≡ Menu

Quotation of the Day…

… is from page 70 of Vol. 12 – Economic Inquiry and Its Logic (2000) – of The Collected Works of James M. Buchanan; specifically, it’s from Jim’s 1981 article, co-authored with Geoff Brennan, “The Normative Purpose of Economic ‘Science’”:

By its very nature, intellectual activity involves coming to terms with a chaos of observations through the imposition of an order which is itself an artifact of the mental process.

Indeed.  So anyone who proclaims that he or she is guided without any priors or presumptions only by “the facts” or exclusively by “the data” is someone who is both insufficiently self-aware and inadequately philosophical.  Such a person is destined to be a poor thinker and analyst, having adopted his or her theory haphazardly (or even unawares).

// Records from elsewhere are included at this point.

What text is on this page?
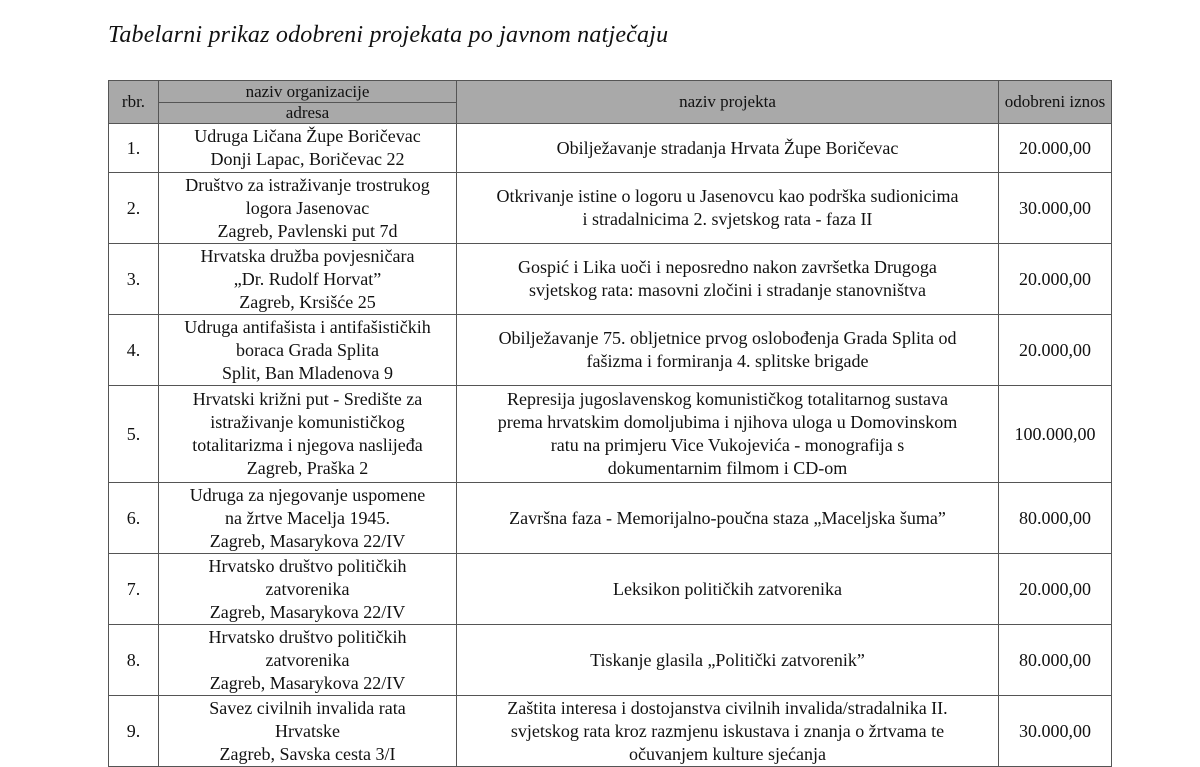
Tabelarni prikaz odobreni projekata po javnom natječaju
rbr.	naziv organizacije
adresa	naziv projekta	odobreni iznos
1.	Udruga Ličana Župe Boričevac
Donji Lapac, Boričevac 22	Obilježavanje stradanja Hrvata Župe Boričevac	20.000,00
2.	Društvo za istraživanje trostrukog
logora Jasenovac
Zagreb, Pavlenski put 7d	Otkrivanje istine o logoru u Jasenovcu kao podrška sudionicima
i stradalnicima 2. svjetskog rata - faza II	30.000,00
3.	Hrvatska družba povjesničara
„Dr. Rudolf Horvat”
Zagreb, Krsišće 25	Gospić i Lika uoči i neposredno nakon završetka Drugoga
svjetskog rata: masovni zločini i stradanje stanovništva	20.000,00
4.	Udruga antifašista i antifašističkih
boraca Grada Splita
Split, Ban Mladenova 9	Obilježavanje 75. obljetnice prvog oslobođenja Grada Splita od
fašizma i formiranja 4. splitske brigade	20.000,00
5.	Hrvatski križni put - Središte za
istraživanje komunističkog
totalitarizma i njegova naslijeđa
Zagreb, Praška 2	Represija jugoslavenskog komunističkog totalitarnog sustava
prema hrvatskim domoljubima i njihova uloga u Domovinskom
ratu na primjeru Vice Vukojevića - monografija s
dokumentarnim filmom i CD-om	100.000,00
6.	Udruga za njegovanje uspomene
na žrtve Macelja 1945.
Zagreb, Masarykova 22/IV	Završna faza - Memorijalno-poučna staza „Maceljska šuma”	80.000,00
7.	Hrvatsko društvo političkih
zatvorenika
Zagreb, Masarykova 22/IV	Leksikon političkih zatvorenika	20.000,00
8.	Hrvatsko društvo političkih
zatvorenika
Zagreb, Masarykova 22/IV	Tiskanje glasila „Politički zatvorenik”	80.000,00
9.	Savez civilnih invalida rata
Hrvatske
Zagreb, Savska cesta 3/I	Zaštita interesa i dostojanstva civilnih invalida/stradalnika II.
svjetskog rata kroz razmjenu iskustava i znanja o žrtvama te
očuvanjem kulture sjećanja	30.000,00
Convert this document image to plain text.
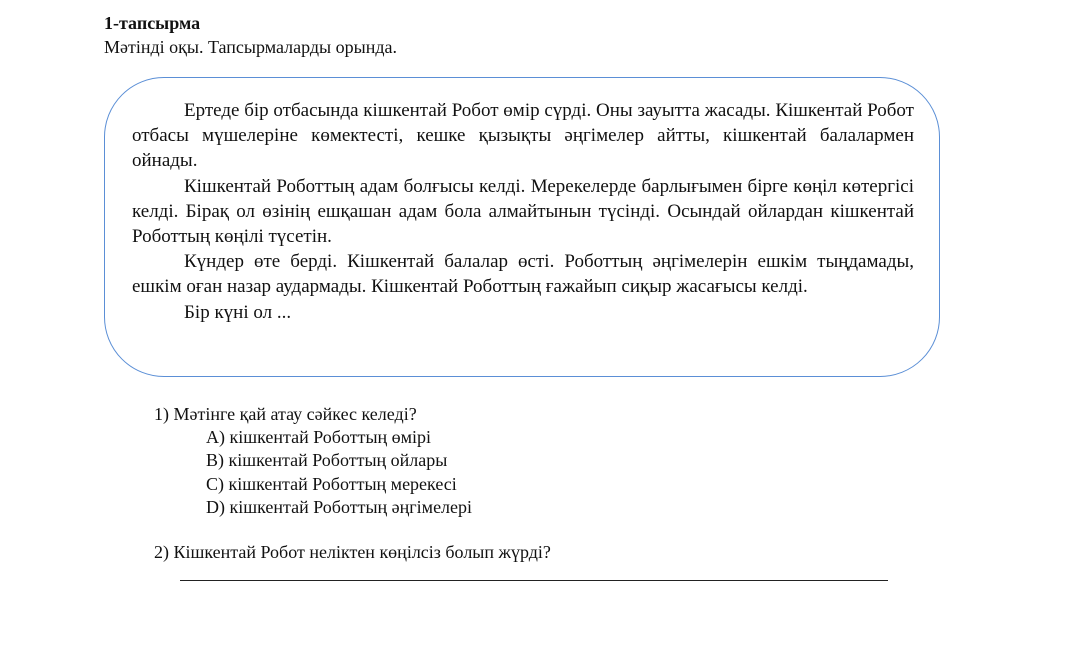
1-тапсырма

Мәтінді оқы. Тапсырмаларды орында.

Ертеде бір отбасында кішкентай Робот өмір сүрді. Оны зауытта жасады. Кішкентай Робот отбасы мүшелеріне көмектесті, кешке қызықты әңгімелер айтты, кішкентай балалармен ойнады.

Кішкентай Роботтың адам болғысы келді. Мерекелерде барлығымен бірге көңіл көтергісі келді. Бірақ ол өзінің ешқашан адам бола алмайтынын түсінді. Осындай ойлардан кішкентай Роботтың көңілі түсетін.

Күндер өте берді. Кішкентай балалар өсті. Роботтың әңгімелерін ешкім тыңдамады, ешкім оған назар аудармады. Кішкентай Роботтың ғажайып сиқыр жасағысы келді.

Бір күні ол ...

1) Мәтінге қай атау сәйкес келеді?

A) кішкентай Роботтың өмірі
B) кішкентай Роботтың ойлары
C) кішкентай Роботтың мерекесі
D) кішкентай Роботтың әңгімелері

2) Кішкентай Робот неліктен көңілсіз болып жүрді?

In the above quotation, Buchanan and Brennan do not offer a recommendation for how best to do science; instead, they describe an unavoidable reality that must be lived by anyone who does, or who attempts to do, science (or any sort of intellectual activity).  Such priors and presumptions are not optional.  The “imposition of an order which is itself an artifact of the mental process” – note carefully the word “artifact” – is literally unavoidable.  Therefore, the chief issue is not whether a scholar or thinker or analyst or scientist will or will not have theoretical priors and presumptions that affect both the questions that he or she asks and the manner in which he or she interprets empirical reality; the chief issue is just what those theoretical priors and presumptions will be.